World worries about release of Fukushima nuclear water

By Xu Keyue Source: Global Times Published: 2020/10/18 21:33:40

Neighboring countries oppose 'irresponsible' plan

A security guard stands on an empty main street at dusk in Namie, north of Fukushima Daiichi Nuclear Power Plant, Fukushima Prefecture, Japan on March 9, 2016. Photo: IC

The world public, especially those in Japan's neighbors such as China and South Korea, have expressed deep concerns over environmental pollution and human health, and opposition to the Japanese government's plan to dump radioactive water from the disabled Fukushima nuclear plant into the ocean.

Analysts said that Japan should think twice before making the decision as the move would have disastrous consequences for the marine environment and human health, which could lead to criticism by related international organizations, countermeasures by affected countries including cessation of imports of Japanese seafood, and harm to the country's image.

Japanese media said that the country's government will hold a related cabinet meeting as early as this month to make the final decision on the plan to release more than 1 million tons of radioactive water from the Fukushima Daiichi nuclear power plant into the Pacific Ocean after reducing the level of radioactivity.

The plan has not gotten much rolling coverage in Japan, but there are still many Japanese netizens expressing their disagreement. According to a poll on Yahoo Japan, 41.5 percent of the 31,035 respondents disagreed with the plan.

Local fishermen in Fukushima publicly announced their opposition, saying the plan will undo years of work rebuilding their industry's reputation since the plant was wrecked by a huge tsunami in March 2011.

The public of South Korea has repeatedly voiced concern, claiming that discharging the water represents a "grave threat" to the marine environment.

A South Korean Foreign Ministry official told reporters that a meeting of related ministries regarding this issue was elevated to vice-ministerial status last month to step up the response to Japan's move, reported South Korea's KBS News on Friday. The official said the government will continue to closely monitor Tokyo's activities and take measures based on cooperation with the international community.

Japan's plan also sparked outrage among Chinese netizens, many of whom criticized Japan's practice, saying it is throwing its responsibility onto the world to share. 

Sun Yuliang, a nuclear expert at Tsinghua University in Beijing, told the Global Times on Sunday that whether to dump the waste water should depend on an authoritative scientific assessment to determine whether the processed radioactive water meets international standards for release.

Sun called on the Japanese government to invite professional teams from related international organizations such as the International Atomic Energy Agency to conduct a complete field investigation.

Liu Junhong, a research fellow at the China Institutes of Contemporary International Relations, urged Japan to further communicate with the international community and share information transparently.

Liu said that the Japanese government should give priority to safeguarding public health and safety and the environment, rather than the cost of the rehabilitation work after the 2011 Fukushima disaster.

Liu noted that the seas in Asia are mostly connected and many of them are semi-closed, so that the contaminants from the Fukushima water could subside and then rise, which would severely affect the local marine and coastal environment and the health of people nearby.
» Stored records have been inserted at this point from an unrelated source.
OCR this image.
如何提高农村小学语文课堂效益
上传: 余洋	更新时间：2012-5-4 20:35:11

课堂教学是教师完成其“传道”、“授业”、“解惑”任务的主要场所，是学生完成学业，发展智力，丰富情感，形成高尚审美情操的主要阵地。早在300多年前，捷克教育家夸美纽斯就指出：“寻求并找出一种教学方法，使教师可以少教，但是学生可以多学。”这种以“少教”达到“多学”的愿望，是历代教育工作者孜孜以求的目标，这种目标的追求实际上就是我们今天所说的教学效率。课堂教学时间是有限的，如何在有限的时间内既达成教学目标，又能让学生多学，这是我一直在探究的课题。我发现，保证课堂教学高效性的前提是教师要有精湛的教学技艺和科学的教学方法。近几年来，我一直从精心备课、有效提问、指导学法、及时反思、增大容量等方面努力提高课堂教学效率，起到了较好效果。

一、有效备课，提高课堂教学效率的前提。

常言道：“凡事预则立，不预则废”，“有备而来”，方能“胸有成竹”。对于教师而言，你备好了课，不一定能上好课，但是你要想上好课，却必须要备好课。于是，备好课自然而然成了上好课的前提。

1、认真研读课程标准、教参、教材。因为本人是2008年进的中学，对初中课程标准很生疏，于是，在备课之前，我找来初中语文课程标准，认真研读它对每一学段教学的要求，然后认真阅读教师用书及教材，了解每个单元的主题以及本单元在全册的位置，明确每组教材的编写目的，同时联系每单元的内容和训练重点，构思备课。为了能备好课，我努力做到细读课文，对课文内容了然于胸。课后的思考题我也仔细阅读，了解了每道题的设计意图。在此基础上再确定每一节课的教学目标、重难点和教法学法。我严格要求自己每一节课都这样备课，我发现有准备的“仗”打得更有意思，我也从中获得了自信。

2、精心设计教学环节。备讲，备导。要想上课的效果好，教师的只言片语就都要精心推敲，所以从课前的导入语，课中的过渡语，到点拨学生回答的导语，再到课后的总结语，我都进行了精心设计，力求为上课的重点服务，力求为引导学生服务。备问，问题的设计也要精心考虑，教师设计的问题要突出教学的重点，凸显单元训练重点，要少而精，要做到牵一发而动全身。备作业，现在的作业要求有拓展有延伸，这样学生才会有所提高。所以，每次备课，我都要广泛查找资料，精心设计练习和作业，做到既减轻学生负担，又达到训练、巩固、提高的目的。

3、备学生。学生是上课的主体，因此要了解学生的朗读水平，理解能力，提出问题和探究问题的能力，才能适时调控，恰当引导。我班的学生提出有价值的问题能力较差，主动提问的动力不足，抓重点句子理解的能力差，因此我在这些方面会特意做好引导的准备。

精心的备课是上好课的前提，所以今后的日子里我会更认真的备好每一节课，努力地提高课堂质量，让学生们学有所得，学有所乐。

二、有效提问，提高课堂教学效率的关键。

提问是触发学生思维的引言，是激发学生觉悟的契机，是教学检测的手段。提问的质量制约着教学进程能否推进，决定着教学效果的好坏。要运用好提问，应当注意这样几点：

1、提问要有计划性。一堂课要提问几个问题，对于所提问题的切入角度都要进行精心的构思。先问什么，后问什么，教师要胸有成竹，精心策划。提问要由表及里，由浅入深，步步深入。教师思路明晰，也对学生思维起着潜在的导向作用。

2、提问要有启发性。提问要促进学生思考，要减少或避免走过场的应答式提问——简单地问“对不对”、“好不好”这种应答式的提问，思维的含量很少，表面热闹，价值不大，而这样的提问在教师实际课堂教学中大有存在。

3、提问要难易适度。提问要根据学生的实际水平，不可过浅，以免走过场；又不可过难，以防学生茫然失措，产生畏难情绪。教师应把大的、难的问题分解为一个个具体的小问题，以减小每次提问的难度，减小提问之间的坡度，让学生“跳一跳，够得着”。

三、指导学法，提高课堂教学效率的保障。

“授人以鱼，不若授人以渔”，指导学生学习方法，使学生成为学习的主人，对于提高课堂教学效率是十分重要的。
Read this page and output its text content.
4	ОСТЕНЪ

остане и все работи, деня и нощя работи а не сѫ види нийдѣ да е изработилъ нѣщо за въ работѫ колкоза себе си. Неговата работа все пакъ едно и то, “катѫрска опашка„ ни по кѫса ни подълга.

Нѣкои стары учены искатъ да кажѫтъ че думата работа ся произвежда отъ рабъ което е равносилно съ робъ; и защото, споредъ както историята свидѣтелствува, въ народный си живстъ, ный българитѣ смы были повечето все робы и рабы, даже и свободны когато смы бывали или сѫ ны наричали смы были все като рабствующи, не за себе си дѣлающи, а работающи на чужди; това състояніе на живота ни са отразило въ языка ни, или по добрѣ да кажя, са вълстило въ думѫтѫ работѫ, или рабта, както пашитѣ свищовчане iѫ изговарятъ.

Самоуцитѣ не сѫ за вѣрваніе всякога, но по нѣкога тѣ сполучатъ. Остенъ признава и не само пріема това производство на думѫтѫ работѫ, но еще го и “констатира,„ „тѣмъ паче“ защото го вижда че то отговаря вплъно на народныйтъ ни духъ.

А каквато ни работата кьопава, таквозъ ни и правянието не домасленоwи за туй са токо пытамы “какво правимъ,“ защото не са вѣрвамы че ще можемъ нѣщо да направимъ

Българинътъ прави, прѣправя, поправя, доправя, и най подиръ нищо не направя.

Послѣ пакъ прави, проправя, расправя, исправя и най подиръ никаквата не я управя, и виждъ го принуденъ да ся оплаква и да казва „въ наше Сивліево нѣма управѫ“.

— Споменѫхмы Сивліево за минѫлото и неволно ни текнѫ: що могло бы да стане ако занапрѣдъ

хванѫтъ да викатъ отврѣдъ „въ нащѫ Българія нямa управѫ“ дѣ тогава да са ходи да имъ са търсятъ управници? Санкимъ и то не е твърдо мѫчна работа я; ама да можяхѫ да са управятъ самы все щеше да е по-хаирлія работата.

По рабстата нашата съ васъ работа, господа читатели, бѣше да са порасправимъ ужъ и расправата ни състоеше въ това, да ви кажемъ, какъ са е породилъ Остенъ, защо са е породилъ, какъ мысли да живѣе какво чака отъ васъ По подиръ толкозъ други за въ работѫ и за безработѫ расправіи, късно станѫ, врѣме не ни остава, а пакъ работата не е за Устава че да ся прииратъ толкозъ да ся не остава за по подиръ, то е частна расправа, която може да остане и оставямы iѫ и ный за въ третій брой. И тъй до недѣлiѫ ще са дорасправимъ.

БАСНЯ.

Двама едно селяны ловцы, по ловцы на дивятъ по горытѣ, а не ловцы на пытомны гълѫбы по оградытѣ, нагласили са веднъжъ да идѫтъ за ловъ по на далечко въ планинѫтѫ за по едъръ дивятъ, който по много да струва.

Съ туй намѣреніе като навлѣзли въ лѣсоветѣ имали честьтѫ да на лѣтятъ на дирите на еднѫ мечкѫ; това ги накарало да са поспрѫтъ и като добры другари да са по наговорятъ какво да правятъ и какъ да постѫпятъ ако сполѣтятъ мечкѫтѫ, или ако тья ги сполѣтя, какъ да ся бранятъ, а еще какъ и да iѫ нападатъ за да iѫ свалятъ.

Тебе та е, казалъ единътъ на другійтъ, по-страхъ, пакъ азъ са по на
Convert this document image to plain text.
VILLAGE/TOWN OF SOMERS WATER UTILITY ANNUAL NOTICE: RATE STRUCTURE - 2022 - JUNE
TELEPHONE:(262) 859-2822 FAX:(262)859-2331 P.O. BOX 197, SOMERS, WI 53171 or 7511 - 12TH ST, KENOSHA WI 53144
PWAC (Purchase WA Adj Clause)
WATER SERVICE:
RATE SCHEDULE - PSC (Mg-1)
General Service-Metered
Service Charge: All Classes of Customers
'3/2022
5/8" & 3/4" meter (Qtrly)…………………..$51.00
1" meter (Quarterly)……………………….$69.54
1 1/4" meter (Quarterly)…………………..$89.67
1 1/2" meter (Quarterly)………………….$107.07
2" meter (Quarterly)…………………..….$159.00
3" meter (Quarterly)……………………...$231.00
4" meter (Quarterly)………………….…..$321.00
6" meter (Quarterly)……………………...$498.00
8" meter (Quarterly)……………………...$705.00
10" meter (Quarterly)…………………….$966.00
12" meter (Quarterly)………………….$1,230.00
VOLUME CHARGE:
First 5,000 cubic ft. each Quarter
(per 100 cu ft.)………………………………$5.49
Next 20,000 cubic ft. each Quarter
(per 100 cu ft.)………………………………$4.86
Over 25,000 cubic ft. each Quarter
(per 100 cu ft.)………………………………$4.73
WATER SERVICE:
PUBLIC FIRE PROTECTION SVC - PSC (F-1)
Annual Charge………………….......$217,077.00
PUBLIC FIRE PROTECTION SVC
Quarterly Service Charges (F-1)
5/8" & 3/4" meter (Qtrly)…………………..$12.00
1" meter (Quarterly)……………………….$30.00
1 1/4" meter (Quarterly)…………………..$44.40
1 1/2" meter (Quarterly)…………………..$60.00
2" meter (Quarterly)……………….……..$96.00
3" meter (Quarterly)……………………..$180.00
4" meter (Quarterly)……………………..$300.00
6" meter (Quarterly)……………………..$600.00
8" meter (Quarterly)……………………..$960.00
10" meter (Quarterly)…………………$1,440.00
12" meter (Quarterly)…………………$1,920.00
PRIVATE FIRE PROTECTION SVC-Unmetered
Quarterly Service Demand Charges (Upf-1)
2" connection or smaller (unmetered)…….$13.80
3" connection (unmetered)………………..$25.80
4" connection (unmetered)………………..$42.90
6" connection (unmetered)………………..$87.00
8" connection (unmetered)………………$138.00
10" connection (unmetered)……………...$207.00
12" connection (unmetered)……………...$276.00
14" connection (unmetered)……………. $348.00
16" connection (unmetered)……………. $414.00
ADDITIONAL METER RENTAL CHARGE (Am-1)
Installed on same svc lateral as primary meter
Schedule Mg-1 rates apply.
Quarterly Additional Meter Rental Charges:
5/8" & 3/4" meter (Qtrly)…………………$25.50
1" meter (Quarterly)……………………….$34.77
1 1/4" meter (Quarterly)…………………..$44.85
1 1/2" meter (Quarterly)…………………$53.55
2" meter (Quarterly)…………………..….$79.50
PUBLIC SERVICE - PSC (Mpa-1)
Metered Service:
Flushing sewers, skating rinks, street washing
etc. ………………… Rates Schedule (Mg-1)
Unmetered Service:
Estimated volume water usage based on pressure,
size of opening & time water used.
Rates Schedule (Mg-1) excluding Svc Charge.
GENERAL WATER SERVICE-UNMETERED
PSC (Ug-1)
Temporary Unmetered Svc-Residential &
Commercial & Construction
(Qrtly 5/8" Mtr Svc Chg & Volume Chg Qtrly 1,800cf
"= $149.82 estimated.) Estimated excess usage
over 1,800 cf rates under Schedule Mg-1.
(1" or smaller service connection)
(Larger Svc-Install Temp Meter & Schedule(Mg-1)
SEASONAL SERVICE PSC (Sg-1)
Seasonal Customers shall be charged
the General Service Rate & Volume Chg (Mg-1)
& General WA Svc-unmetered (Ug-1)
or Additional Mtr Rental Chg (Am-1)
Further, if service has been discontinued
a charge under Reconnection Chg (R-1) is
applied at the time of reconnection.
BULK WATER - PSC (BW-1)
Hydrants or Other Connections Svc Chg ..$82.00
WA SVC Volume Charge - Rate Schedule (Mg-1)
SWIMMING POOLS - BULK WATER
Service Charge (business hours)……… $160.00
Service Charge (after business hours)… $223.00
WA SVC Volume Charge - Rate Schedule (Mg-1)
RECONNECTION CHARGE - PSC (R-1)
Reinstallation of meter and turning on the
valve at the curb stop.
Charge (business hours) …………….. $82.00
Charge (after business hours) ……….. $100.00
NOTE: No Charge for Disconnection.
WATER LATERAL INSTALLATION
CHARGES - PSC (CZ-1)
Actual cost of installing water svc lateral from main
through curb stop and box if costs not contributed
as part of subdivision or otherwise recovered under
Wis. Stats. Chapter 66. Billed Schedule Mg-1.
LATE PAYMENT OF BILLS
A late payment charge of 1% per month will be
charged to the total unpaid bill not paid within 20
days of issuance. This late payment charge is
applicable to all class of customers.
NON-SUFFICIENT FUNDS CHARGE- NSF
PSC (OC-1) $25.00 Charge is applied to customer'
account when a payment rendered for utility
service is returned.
Therefore, Japan's neighboring countries including China and South Korea would be the first to react to the plan, Liu said.

He noted that if the Japanese government releases the water, these  countries are likely to stop imports of seafood from Japan, and foreigners could be reluctant to visit the country and enjoy its food, which would harm Japan's economy.

Other analysts noted that the plan goes against Japan's long-established image of being friendly to the marine environment.

Another expert on nuclear safety, who requested anonymity, said that the issues is not only one of Japan's own business but also relates to the interests of the global community, so countries and related organizations in the international community should cooperate and assist Japan to deal with the contamination.

The Daiichi Nuclear Power Plant in Fukushima went into meltdown and released radioactive material in the aftermath of a tsunami in March 2011.

The disaster cast doubts over the safety of nuclear power worldwide, leading China to launch a campaign to review and upgrade the safety systems of all its nuclear power stations.